Ondernemen

Jaren geleden had ik een akkefietje met een studente die naar mijn idee iets te voortvarend met haar toekomst bezig was. Ik was haar scriptiebegeleider en het werken daaraan verliep moeizaam. Nu is dat niet uniek, want de scriptie of these is voor veel studenten een hele bevalling, waarbij student en begeleider vaak de nodige frustratie het hoofd moeten bieden. Hier ging het echter extra moeizaam.

Wanneer ik vond dat een hoofdstuk niet goed uit de verf was gekomen, werden er ter verklaring regelmatig, en onder tranen, persoonlijke problemen in stelling gebracht, compleet met verwijzingen naar een moeilijke jeugd. Voer voor psychologen zou je zeggen, maar als begeleider brengt het je vooral in een lastig parket. Je wilt niemand zijn sores ontzeggen, maar de thesebegeleiding moet niet ontaarden in een vorm van psychotherapie, nog afgezien van het feit dat ik niet bevoegd ben op dat terrein.

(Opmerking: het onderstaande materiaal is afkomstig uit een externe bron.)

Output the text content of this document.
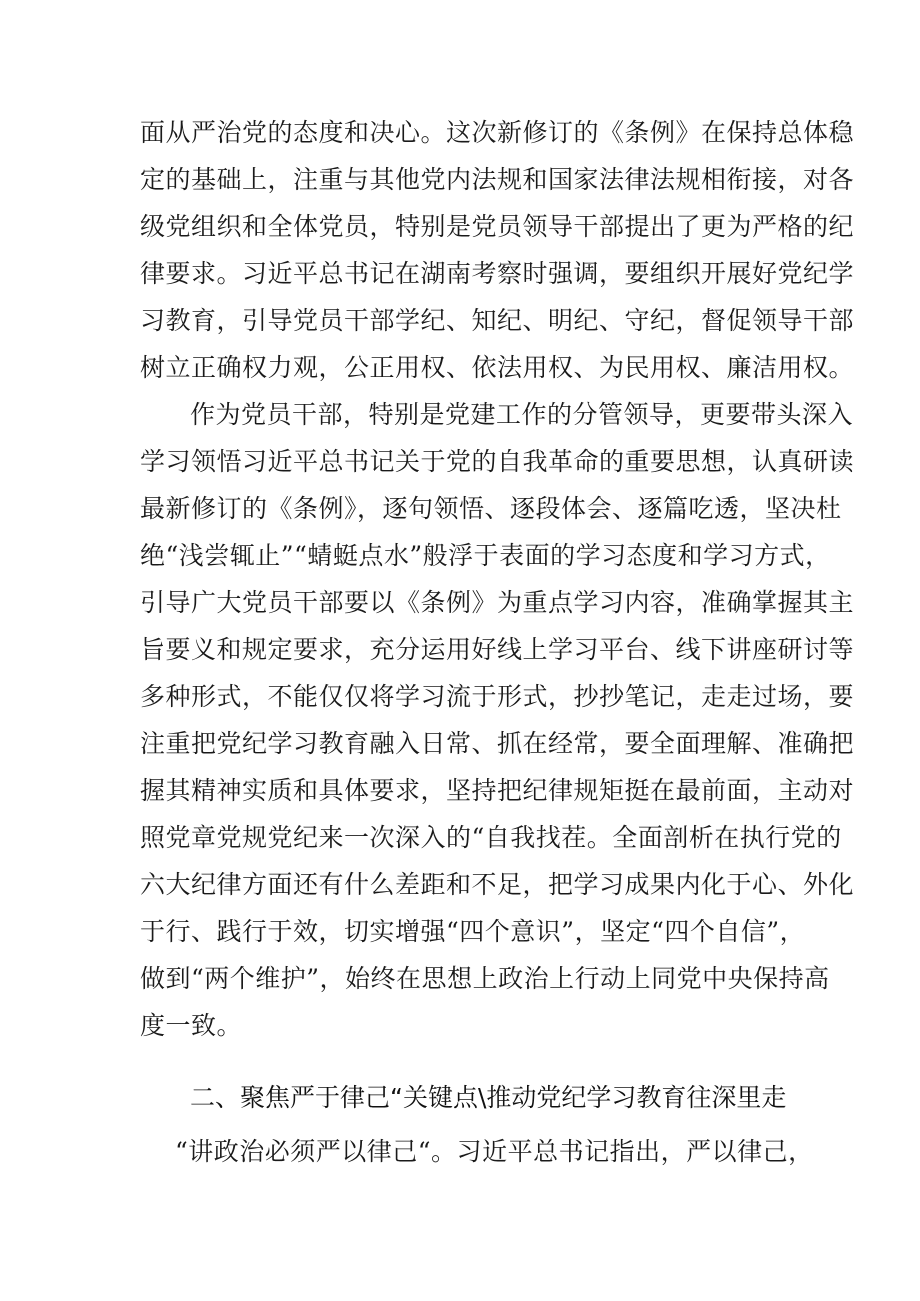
面从严治党的态度和决心。这次新修订的《条例》在保持总体稳
定的基础上，注重与其他党内法规和国家法律法规相衔接，对各
级党组织和全体党员，特别是党员领导干部提出了更为严格的纪
律要求。习近平总书记在湖南考察时强调，要组织开展好党纪学
习教育，引导党员干部学纪、知纪、明纪、守纪，督促领导干部
树立正确权力观，公正用权、依法用权、为民用权、廉洁用权。
作为党员干部，特别是党建工作的分管领导，更要带头深入
学习领悟习近平总书记关于党的自我革命的重要思想，认真研读
最新修订的《条例》，逐句领悟、逐段体会、逐篇吃透，坚决杜
绝“浅尝辄止”“蜻蜓点水”般浮于表面的学习态度和学习方式，
引导广大党员干部要以《条例》为重点学习内容，准确掌握其主
旨要义和规定要求，充分运用好线上学习平台、线下讲座研讨等
多种形式，不能仅仅将学习流于形式，抄抄笔记，走走过场，要
注重把党纪学习教育融入日常、抓在经常，要全面理解、准确把
握其精神实质和具体要求，坚持把纪律规矩挺在最前面，主动对
照党章党规党纪来一次深入的“自我找茬。全面剖析在执行党的
六大纪律方面还有什么差距和不足，把学习成果内化于心、外化
于行、践行于效，切实增强“四个意识”，坚定“四个自信”，
做到“两个维护”，始终在思想上政治上行动上同党中央保持高
度一致。
二、聚焦严于律己“关键点\推动党纪学习教育往深里走
“讲政治必须严以律己“。习近平总书记指出，严以律己，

Gelukkig wisten we het tot een voldoende eindresultaat te brengen en stond niets het afstuderen in de weg. Maar toen vernam ik via via dat de studente in kwestie er al een tijdje een ‘psychotherapeutische praktijk’ op nahield, waarin ze mensen behandelde die problemen hadden die veel op die van haarzelf leken. Dat deed ze niet alleen met passie (blèh), maar ook met middelen waar wetenschappelijk nogal wat op af te dingen valt (helende stenen, aromatherapie).

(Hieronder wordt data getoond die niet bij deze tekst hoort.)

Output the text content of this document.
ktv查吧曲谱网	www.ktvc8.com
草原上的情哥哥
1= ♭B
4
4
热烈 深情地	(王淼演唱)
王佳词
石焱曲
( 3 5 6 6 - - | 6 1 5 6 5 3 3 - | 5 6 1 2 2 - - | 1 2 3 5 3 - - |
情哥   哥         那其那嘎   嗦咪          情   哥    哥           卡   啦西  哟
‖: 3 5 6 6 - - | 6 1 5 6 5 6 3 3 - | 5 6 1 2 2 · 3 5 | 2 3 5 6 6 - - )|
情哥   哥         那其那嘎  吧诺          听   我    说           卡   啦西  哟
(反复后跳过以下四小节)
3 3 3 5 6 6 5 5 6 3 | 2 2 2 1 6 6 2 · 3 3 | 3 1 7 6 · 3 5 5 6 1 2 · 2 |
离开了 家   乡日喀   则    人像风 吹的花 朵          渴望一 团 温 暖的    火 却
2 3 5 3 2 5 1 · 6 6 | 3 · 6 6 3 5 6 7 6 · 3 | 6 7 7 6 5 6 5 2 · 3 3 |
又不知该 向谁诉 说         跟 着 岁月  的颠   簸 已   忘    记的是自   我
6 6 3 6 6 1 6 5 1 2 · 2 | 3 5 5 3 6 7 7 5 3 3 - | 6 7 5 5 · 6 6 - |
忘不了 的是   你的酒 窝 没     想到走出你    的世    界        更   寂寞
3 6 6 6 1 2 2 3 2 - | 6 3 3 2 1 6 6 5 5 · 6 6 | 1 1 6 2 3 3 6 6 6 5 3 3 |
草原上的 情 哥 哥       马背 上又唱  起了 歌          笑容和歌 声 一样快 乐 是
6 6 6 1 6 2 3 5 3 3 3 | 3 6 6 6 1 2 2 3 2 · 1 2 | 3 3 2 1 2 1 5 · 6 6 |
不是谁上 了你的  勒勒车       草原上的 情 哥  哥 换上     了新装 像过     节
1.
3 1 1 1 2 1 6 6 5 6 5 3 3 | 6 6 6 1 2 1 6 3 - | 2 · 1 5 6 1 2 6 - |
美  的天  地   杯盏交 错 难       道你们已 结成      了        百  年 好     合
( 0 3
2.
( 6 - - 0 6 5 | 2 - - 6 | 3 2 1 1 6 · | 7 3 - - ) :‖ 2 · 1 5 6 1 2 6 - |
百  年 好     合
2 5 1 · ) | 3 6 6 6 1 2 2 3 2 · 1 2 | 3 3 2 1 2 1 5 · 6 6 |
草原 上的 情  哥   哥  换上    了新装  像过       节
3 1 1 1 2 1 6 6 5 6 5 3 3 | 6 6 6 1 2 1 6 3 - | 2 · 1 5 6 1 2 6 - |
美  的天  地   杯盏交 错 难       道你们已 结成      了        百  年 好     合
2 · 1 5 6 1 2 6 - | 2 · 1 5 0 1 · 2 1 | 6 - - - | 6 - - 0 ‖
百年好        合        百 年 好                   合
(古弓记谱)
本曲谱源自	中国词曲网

Wanneer we er tijdens de studie niet in slagen om studenten kritisch te laten nadenken over allerlei vormen van kwakzalverij, is er volgens mij is iets misgegaan en dat mogen (moeten) we ons als opleiding aantrekken.

Eerlijk gezegd voelde ik me ook persoonlijk bedonderd. Ik was steeds in de veronderstelling geweest dat ik bijdroeg aan haar opleiding tot psycholoog, terwijl zij in de praktijk al onder die noemer werkte. Ze was, naar mijn idee, alleen maar uit geweest op de titel van drs. (ik zei al, het is lang geleden), zodat ze haar pseudowetenschappelijkheid van een wetenschappelijk keurmerk kon voorzien.

Het liefste had ik mijn goedkeuring aan de scriptie ingetrokken, maar dat kon natuurlijk niet.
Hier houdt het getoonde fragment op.